Gegen strengere ökologische Vorschriften in der Landwirtschaft hatten indes am Freitag Bauern mit Traktoren-Demonstrationen in mehreren deutschen Städten demonstriert. Ihr Protest richtete sich vor allem gegen strengere Düngevorschriften und die Begrenzung des Einsatzes von Insektiziden. Die Mitglieder von "Land schafft Verbindungen" befürchten dadurch Ertragsrückgänge.
Dagegen übergaben Vertreter des "Wir haben es satt!"-Bündnisses am Samstag eine Protestnote an Bundeslandwirtschaftsministerin Julia Klöckner (CDU). Gefordert wurde darin ein gerechter Handel und der Schutz bäuerlicher Betriebe auf der ganzen Welt. Unfaire Freihandelsabkommen dürften nicht dazu dienen, neue Märkte für Auto- und Chemie-Konzerne zu erschließen.
Für einen Stopp des geplanten EU-Mercosur-Abkommen sprach sich unter anderem der brasilianische Agrarexperte und Mitbegründer der Bundesuniversität "Fronteira Sul" in Brasilien, Antônio Andrioli, aus: "Denn es ist politisch falsch, erhöht die soziale Ungleichheit beim Einkommen, fördert lange Transportwege und noch mehr Abholzung." Die Länder in Lateinamerika würden mit dem Handelsabkommen weiter "auf die Produktion von Primärprodukten reduziert, von Industriegütern aus Europa überschwemmt und zur Unterentwicklung verdammt".
Der Ehren-Vorsitzende des Bund für Umwelt und Naturschutz Deutschland (BUND), Hubert Weiger, sagte: "Wir brauchen eine soziale und ökologische EU-Agrarpolitik - bei der die Natur und die bäuerlichen Betriebe im Mittelpunkt stehen." Die Agrarpolitik müsse Bedingungen schaffen, damit Bäuerinnen und Bauern für den Erhalt der Lebensgrundlagen honoriert werden.
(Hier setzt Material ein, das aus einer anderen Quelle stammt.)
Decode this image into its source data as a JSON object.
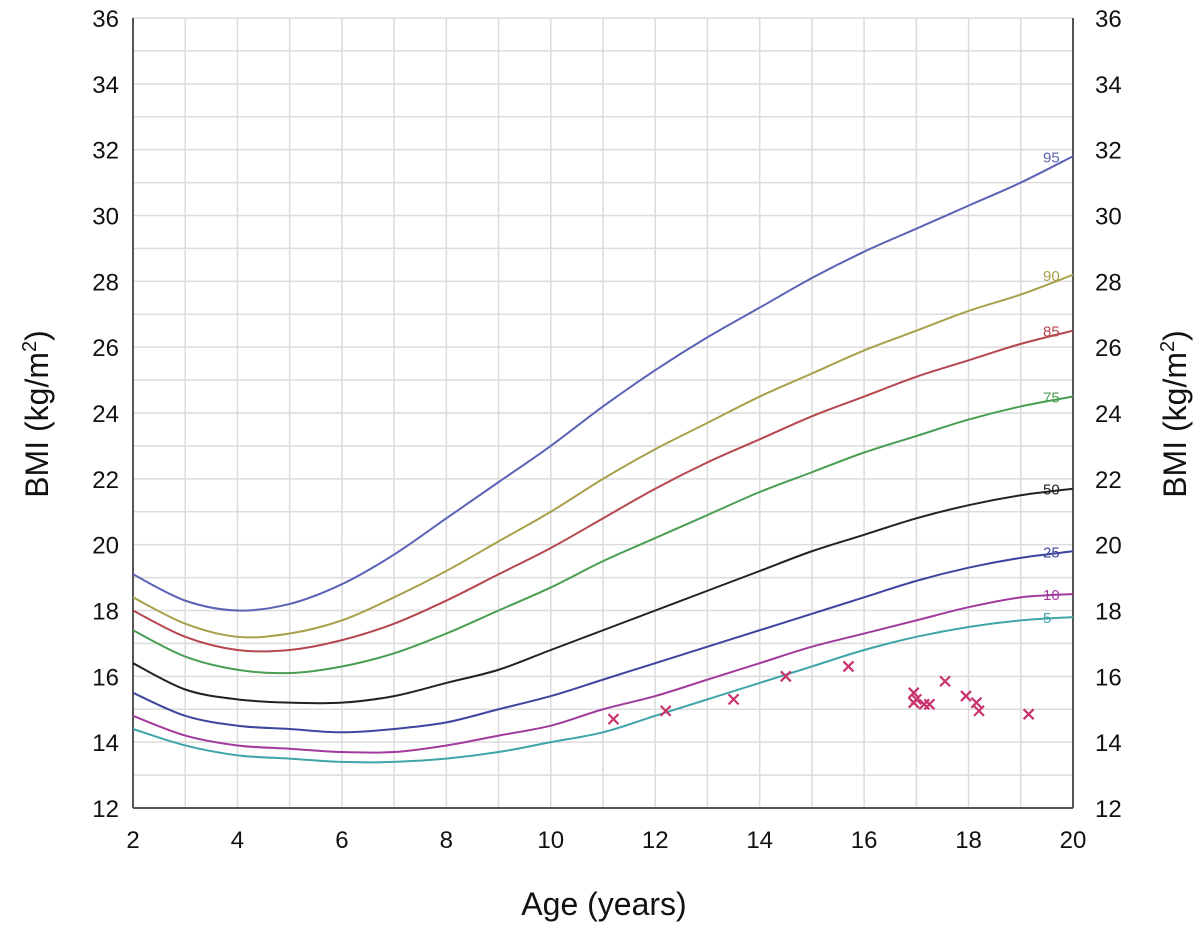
{
  "chart_data": {
    "type": "line",
    "xlabel": "Age (years)",
    "ylabel": "BMI (kg/m",
    "ylabel_sup": "2",
    "ylabel_end": ")",
    "xlim": [
      2,
      20
    ],
    "ylim": [
      12,
      36
    ],
    "x_ticks": [
      2,
      4,
      6,
      8,
      10,
      12,
      14,
      16,
      18,
      20
    ],
    "y_ticks": [
      12,
      14,
      16,
      18,
      20,
      22,
      24,
      26,
      28,
      30,
      32,
      34,
      36
    ],
    "grid": true,
    "minor_grid_x_step": 1,
    "minor_grid_y_step": 1,
    "right_axis_mirror": true,
    "series": [
      {
        "name": "95",
        "color": "#5b63b5",
        "x": [
          2,
          3,
          4,
          5,
          6,
          7,
          8,
          9,
          10,
          11,
          12,
          13,
          14,
          15,
          16,
          17,
          18,
          19,
          20
        ],
        "y": [
          19.1,
          18.3,
          18.0,
          18.2,
          18.8,
          19.7,
          20.8,
          21.9,
          23.0,
          24.2,
          25.3,
          26.3,
          27.2,
          28.1,
          28.9,
          29.6,
          30.3,
          31.0,
          31.8
        ]
      },
      {
        "name": "90",
        "color": "#a9a04b",
        "x": [
          2,
          3,
          4,
          5,
          6,
          7,
          8,
          9,
          10,
          11,
          12,
          13,
          14,
          15,
          16,
          17,
          18,
          19,
          20
        ],
        "y": [
          18.4,
          17.6,
          17.2,
          17.3,
          17.7,
          18.4,
          19.2,
          20.1,
          21.0,
          22.0,
          22.9,
          23.7,
          24.5,
          25.2,
          25.9,
          26.5,
          27.1,
          27.6,
          28.2
        ]
      },
      {
        "name": "85",
        "color": "#b5474f",
        "x": [
          2,
          3,
          4,
          5,
          6,
          7,
          8,
          9,
          10,
          11,
          12,
          13,
          14,
          15,
          16,
          17,
          18,
          19,
          20
        ],
        "y": [
          18.0,
          17.2,
          16.8,
          16.8,
          17.1,
          17.6,
          18.3,
          19.1,
          19.9,
          20.8,
          21.7,
          22.5,
          23.2,
          23.9,
          24.5,
          25.1,
          25.6,
          26.1,
          26.5
        ]
      },
      {
        "name": "75",
        "color": "#4a9e52",
        "x": [
          2,
          3,
          4,
          5,
          6,
          7,
          8,
          9,
          10,
          11,
          12,
          13,
          14,
          15,
          16,
          17,
          18,
          19,
          20
        ],
        "y": [
          17.4,
          16.6,
          16.2,
          16.1,
          16.3,
          16.7,
          17.3,
          18.0,
          18.7,
          19.5,
          20.2,
          20.9,
          21.6,
          22.2,
          22.8,
          23.3,
          23.8,
          24.2,
          24.5
        ]
      },
      {
        "name": "50",
        "color": "#222222",
        "x": [
          2,
          3,
          4,
          5,
          6,
          7,
          8,
          9,
          10,
          11,
          12,
          13,
          14,
          15,
          16,
          17,
          18,
          19,
          20
        ],
        "y": [
          16.4,
          15.6,
          15.3,
          15.2,
          15.2,
          15.4,
          15.8,
          16.2,
          16.8,
          17.4,
          18.0,
          18.6,
          19.2,
          19.8,
          20.3,
          20.8,
          21.2,
          21.5,
          21.7
        ]
      },
      {
        "name": "25",
        "color": "#3d459e",
        "x": [
          2,
          3,
          4,
          5,
          6,
          7,
          8,
          9,
          10,
          11,
          12,
          13,
          14,
          15,
          16,
          17,
          18,
          19,
          20
        ],
        "y": [
          15.5,
          14.8,
          14.5,
          14.4,
          14.3,
          14.4,
          14.6,
          15.0,
          15.4,
          15.9,
          16.4,
          16.9,
          17.4,
          17.9,
          18.4,
          18.9,
          19.3,
          19.6,
          19.8
        ]
      },
      {
        "name": "10",
        "color": "#a23a9e",
        "x": [
          2,
          3,
          4,
          5,
          6,
          7,
          8,
          9,
          10,
          11,
          12,
          13,
          14,
          15,
          16,
          17,
          18,
          19,
          20
        ],
        "y": [
          14.8,
          14.2,
          13.9,
          13.8,
          13.7,
          13.7,
          13.9,
          14.2,
          14.5,
          15.0,
          15.4,
          15.9,
          16.4,
          16.9,
          17.3,
          17.7,
          18.1,
          18.4,
          18.5
        ]
      },
      {
        "name": "5",
        "color": "#3fa5a8",
        "x": [
          2,
          3,
          4,
          5,
          6,
          7,
          8,
          9,
          10,
          11,
          12,
          13,
          14,
          15,
          16,
          17,
          18,
          19,
          20
        ],
        "y": [
          14.4,
          13.9,
          13.6,
          13.5,
          13.4,
          13.4,
          13.5,
          13.7,
          14.0,
          14.3,
          14.8,
          15.3,
          15.8,
          16.3,
          16.8,
          17.2,
          17.5,
          17.7,
          17.8
        ]
      }
    ],
    "scatter": {
      "color": "#c8336e",
      "marker": "x",
      "points": [
        [
          11.2,
          14.7
        ],
        [
          12.2,
          14.95
        ],
        [
          13.5,
          15.3
        ],
        [
          14.5,
          16.0
        ],
        [
          15.7,
          16.3
        ],
        [
          16.95,
          15.5
        ],
        [
          17.0,
          15.3
        ],
        [
          16.95,
          15.2
        ],
        [
          17.15,
          15.15
        ],
        [
          17.25,
          15.15
        ],
        [
          17.55,
          15.85
        ],
        [
          17.95,
          15.4
        ],
        [
          18.15,
          15.2
        ],
        [
          18.2,
          14.95
        ],
        [
          19.15,
          14.85
        ]
      ]
    }
  }
}
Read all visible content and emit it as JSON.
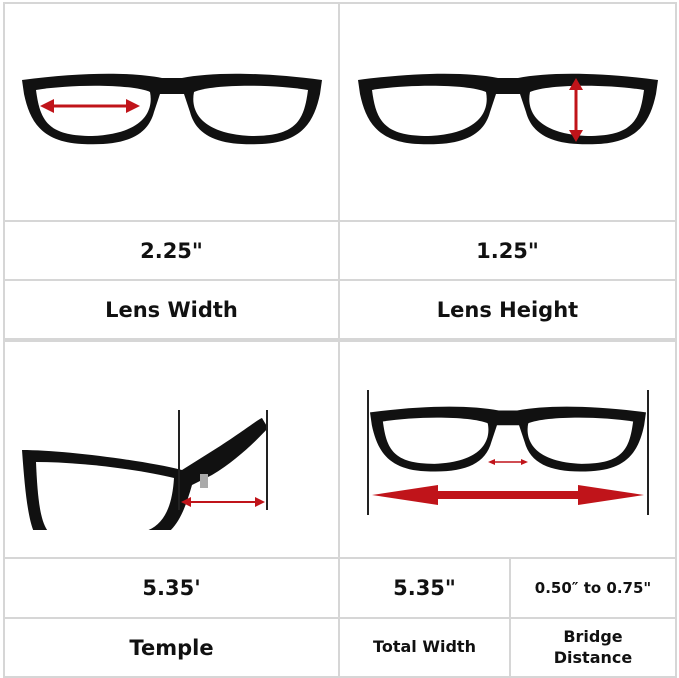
{
  "dimensions": [
    {
      "value": "2.25\"",
      "label": "Lens Width",
      "icon": "lens-width-diagram"
    },
    {
      "value": "1.25\"",
      "label": "Lens Height",
      "icon": "lens-height-diagram"
    },
    {
      "value": "5.35'",
      "label": "Temple",
      "icon": "temple-length-diagram"
    },
    {
      "value": "5.35\"",
      "label": "Total Width",
      "icon": "total-width-diagram"
    },
    {
      "value": "0.50″ to 0.75\"",
      "label_line1": "Bridge",
      "label_line2": "Distance"
    }
  ],
  "colors": {
    "arrow": "#c0141a",
    "frame": "#111111",
    "grid": "#d6d6d6"
  }
}
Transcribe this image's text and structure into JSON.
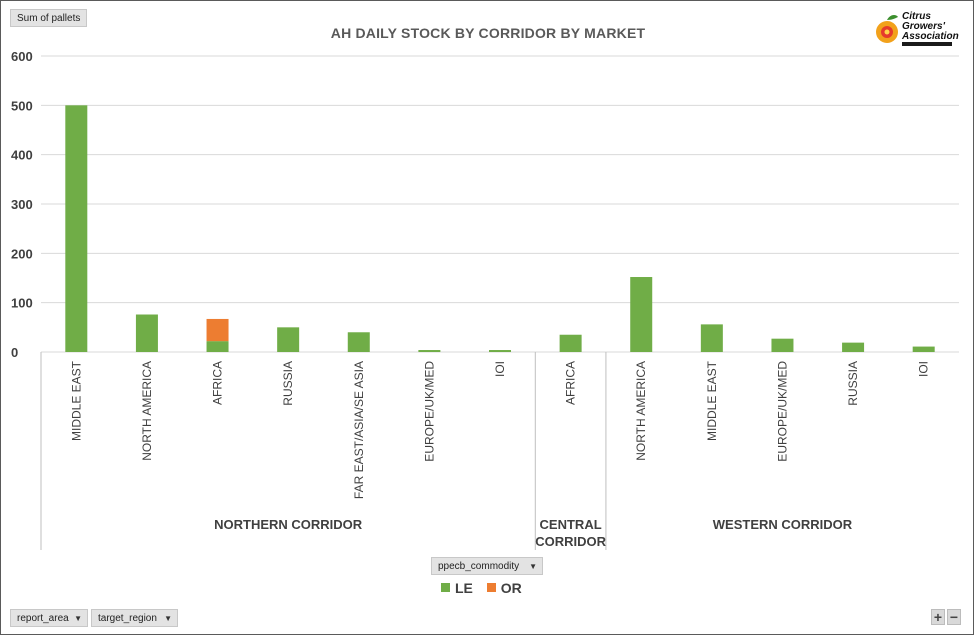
{
  "value_field_button": "Sum of pallets",
  "filter_buttons": [
    "report_area",
    "target_region"
  ],
  "legend_field_button": "ppecb_commodity",
  "logo": {
    "line1": "Citrus",
    "line2": "Growers'",
    "line3": "Association"
  },
  "zoom": {
    "plus": "+",
    "minus": "−"
  },
  "colors": {
    "LE": "#70ad47",
    "OR": "#ed7d31",
    "grid": "#d9d9d9",
    "axis": "#bfbfbf"
  },
  "chart_data": {
    "type": "bar",
    "stacked": true,
    "title": "AH DAILY STOCK BY CORRIDOR BY MARKET",
    "ylim": [
      0,
      600
    ],
    "yticks": [
      0,
      100,
      200,
      300,
      400,
      500,
      600
    ],
    "grid": true,
    "legend_position": "bottom",
    "groups": [
      {
        "label": "NORTHERN CORRIDOR",
        "categories": [
          "MIDDLE EAST",
          "NORTH AMERICA",
          "AFRICA",
          "RUSSIA",
          "FAR EAST/ASIA/SE ASIA",
          "EUROPE/UK/MED",
          "IOI"
        ]
      },
      {
        "label": "CENTRAL CORRIDOR",
        "categories": [
          "AFRICA"
        ]
      },
      {
        "label": "WESTERN CORRIDOR",
        "categories": [
          "NORTH AMERICA",
          "MIDDLE EAST",
          "EUROPE/UK/MED",
          "RUSSIA",
          "IOI"
        ]
      }
    ],
    "categories": [
      "MIDDLE EAST",
      "NORTH AMERICA",
      "AFRICA",
      "RUSSIA",
      "FAR EAST/ASIA/SE ASIA",
      "EUROPE/UK/MED",
      "IOI",
      "AFRICA",
      "NORTH AMERICA",
      "MIDDLE EAST",
      "EUROPE/UK/MED",
      "RUSSIA",
      "IOI"
    ],
    "series": [
      {
        "name": "LE",
        "values": [
          500,
          76,
          22,
          50,
          40,
          4,
          4,
          35,
          152,
          56,
          27,
          19,
          11
        ]
      },
      {
        "name": "OR",
        "values": [
          0,
          0,
          45,
          0,
          0,
          0,
          0,
          0,
          0,
          0,
          0,
          0,
          0
        ]
      }
    ]
  }
}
"Ohne eine konsequente Agrarwende werden wir die Klimakrise nicht in den Griff bekommen", betonte Greenpeace-Geschäftsführer Martin Kaiser. Tilman von Samson von "Fridays for Future" erklärte: "Die aktuelle Agrarpolitik verdeutlicht die Ignoranz der Bundesregierung gegenüber den Herausforderungen unserer Zeit." Statt der bisherigen Direktzahlungen werde ein System gebraucht, das Landwirten helfe, "eine der größten Hoffnungen im Kampf für die Klimawende zu werden".